Ya tinggal peluk Riza, Ma

"Bisa merasakan nikmatnya hamil, melahirkan, menyusui, begadang tengah malam. Tuh, Kakak kamu dulu waktu hamil Alan sampe bener-bener bed rest berapa bulan coba? Dia menikmati, nggak susah sedikitpun mau tubuhnya sakit kayak apa."

"Tapi Kak Lala kemarin sempet dibawa ke RS gitu?"

"Orang hamil itu bukan sakit, Nak. Kalau kehamilannya rewel, kadang memang bawaan bayinya. Pernah denger kan ada orang waktu hamil kayak orang sakit parah, terus setelah melahirkan biasa-biasa saja, udah bisa ini itu."

Dinda mengangguk.

"Ya itu bawaan bayinya. Mama dulu punya temen kalau hamil pasti nggak pernah enggak, harus bed rest total sampai melahirkan. Kemana-mana pakai kursi roda, begitu bayinya lahir ya biasa lagi. Pas hamil lagi, kursi roda lagi. Ada juga yang aktif banget. Kayak cacing kepanasan, nggak bisa diem."

"Kok bisa gitu ya, Ma?"

"Buktinya bisa. Kamu belum tau waktu Tante kamu hamil Kak Aldi, kan? Ini kasusnya kayak mama, nggak tau kalo lagi hamil. Mamahnya Kak Aldi asyik aja olahraga. Emang dasarnya jago banget main voli, pas main voli jatuh, kakinya ke kilir dibawa ke rumah sakit khawatir kalau ada syaraf yang kejepit e malah dokternya bilang tante kamu hamil. Usianya 12 minggu kalo nggak salah, kata dokternya sehat, nggak papa."

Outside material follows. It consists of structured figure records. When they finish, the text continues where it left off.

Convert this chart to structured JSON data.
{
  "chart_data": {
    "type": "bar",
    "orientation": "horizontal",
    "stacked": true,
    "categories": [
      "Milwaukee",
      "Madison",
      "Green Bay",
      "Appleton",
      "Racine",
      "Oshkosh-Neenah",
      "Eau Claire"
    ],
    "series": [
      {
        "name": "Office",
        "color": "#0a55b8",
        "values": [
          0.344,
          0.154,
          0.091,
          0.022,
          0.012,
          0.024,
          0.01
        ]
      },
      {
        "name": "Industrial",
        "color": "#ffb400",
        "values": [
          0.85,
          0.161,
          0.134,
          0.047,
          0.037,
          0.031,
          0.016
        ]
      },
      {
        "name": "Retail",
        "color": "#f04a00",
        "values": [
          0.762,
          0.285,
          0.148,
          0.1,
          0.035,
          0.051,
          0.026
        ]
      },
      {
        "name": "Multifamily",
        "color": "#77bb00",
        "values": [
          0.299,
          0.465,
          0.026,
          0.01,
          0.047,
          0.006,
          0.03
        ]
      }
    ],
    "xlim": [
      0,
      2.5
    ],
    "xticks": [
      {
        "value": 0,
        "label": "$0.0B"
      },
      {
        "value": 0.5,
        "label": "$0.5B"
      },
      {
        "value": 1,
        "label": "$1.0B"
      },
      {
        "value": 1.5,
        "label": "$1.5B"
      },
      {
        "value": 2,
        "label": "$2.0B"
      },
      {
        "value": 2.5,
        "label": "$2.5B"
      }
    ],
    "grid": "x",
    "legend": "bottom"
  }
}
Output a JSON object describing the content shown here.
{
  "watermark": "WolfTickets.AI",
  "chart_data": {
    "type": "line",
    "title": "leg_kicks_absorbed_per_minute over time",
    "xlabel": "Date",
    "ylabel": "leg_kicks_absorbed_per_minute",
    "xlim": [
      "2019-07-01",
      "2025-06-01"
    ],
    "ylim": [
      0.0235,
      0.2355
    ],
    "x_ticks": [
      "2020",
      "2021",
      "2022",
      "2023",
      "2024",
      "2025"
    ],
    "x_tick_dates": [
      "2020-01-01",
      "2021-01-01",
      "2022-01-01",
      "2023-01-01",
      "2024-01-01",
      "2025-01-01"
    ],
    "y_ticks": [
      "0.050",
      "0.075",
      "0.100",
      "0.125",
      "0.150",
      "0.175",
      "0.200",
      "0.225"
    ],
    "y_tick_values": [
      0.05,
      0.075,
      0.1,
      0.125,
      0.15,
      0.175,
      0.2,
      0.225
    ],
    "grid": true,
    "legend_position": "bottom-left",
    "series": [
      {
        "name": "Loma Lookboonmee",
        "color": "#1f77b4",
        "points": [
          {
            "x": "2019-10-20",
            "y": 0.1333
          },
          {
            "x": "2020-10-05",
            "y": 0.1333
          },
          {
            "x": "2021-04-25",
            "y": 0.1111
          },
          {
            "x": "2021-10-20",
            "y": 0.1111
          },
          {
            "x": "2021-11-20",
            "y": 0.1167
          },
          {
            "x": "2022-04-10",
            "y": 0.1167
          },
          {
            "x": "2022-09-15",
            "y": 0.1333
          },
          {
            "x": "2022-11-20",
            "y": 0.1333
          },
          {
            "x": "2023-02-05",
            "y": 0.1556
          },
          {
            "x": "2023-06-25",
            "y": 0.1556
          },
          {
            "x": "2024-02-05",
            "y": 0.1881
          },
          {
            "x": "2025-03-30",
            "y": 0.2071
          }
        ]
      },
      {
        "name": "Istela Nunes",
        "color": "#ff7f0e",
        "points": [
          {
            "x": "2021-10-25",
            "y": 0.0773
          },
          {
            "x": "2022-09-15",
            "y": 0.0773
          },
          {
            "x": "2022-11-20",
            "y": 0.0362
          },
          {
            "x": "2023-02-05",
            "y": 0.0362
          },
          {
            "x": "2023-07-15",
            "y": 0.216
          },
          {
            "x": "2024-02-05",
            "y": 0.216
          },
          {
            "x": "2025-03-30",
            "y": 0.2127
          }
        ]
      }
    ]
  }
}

Tanpa sadar, Dinda mengembuskan napas pelan. "Andai semua orang hamil kayak mamanya Kak Aldi. Pasti tenang, santai."

"Hm, kalo bisa milih. Tapi apapun yang dikasih sama Tuhan, gimanapun keadaannya, harus disyukuri. Pasti ada hikmahnya."

"Emang Kak Aldi nggak ada niatan buatin Qila adek, Ma?"

"Emang belum dikasih juga Din, nunggu Qila agak gedean. Kasian kalo masih kecil punya adek. Alan yang udah 5 tahun aja, Kak Lala masih nggak tega kalo apa-apa dibiarin sendiri. Dititipin kamu kan waktu Rara dibawa ke RS."